Superano infatti i 10 milioni di euro i fondi che Regione Lombardia assegna ai Comuni lombardi che hanno segnalato bisogni legati all’abbattimento delle barriere architettoniche negli edifici privati. È quanto stabilisce una delibera della Giunta approvata su proposta dell’assessore alla Casa e Housing sociale Paolo Franco. “Queste risorse – ha spiegato l’assessore Franco – sono destinate a necessità indicate da persone disabili residenti in alloggi privati. Parliamo di interventi che, in termini assoluti, rivestono talvolta un valore anche contenuto, ma che incidono significativamente sulla qualità della vita dei cittadini e che sono stati proprio così richiesti dai cittadini. Per noi l’attenzione ai fragili e verso chi ha necessità particolari è la priorità. Tutti, infatti, devono avere la possibilità di muoversi liberamente a casa propria”.
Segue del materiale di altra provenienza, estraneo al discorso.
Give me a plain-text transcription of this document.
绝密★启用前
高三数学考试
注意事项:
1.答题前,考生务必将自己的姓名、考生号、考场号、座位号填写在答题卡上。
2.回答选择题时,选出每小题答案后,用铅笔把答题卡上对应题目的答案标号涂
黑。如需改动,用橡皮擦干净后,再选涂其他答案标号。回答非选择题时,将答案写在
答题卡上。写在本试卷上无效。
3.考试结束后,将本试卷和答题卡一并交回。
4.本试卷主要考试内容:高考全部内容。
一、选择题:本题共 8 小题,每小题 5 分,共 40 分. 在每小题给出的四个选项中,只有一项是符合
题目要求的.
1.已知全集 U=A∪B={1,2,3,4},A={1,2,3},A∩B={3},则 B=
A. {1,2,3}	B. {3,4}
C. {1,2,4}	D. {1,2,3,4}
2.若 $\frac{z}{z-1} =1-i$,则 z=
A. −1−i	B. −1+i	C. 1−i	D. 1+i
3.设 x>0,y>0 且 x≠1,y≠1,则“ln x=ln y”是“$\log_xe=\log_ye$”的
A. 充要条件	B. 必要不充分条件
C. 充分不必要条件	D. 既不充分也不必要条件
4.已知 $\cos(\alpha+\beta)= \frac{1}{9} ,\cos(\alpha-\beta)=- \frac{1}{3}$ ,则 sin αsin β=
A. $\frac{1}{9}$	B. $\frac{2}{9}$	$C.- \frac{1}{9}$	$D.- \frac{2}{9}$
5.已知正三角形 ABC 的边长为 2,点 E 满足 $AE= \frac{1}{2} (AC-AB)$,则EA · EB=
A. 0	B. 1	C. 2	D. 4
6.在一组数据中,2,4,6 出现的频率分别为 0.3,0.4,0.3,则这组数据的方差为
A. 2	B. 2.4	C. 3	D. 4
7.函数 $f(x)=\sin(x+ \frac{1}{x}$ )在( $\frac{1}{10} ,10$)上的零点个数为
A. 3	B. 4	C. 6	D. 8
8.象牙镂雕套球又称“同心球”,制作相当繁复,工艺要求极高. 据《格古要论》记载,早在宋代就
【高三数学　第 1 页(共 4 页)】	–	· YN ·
Le risorse ammontano complessivamente a 10.340.648 di euro e sono destinati ai Comuni che hanno comunicato i rispettivi fabbisogni a Regione Lombardia attraverso i canali preposti. Regione, terminata la fase istruttoria, destina alle singole amministrazioni locali le cifre indicate e l’assessorato è pronto a incrementare le risorse nel caso in cui il finanziamento previsto non fosse sufficiente a soddisfare tutto l’ammontare delle richieste. Sono poi i Comuni a liquidare il contributo ai cittadini e a verificare i requisiti di ammissibilità delle richieste e la cumulabilità dei contributi richiesti.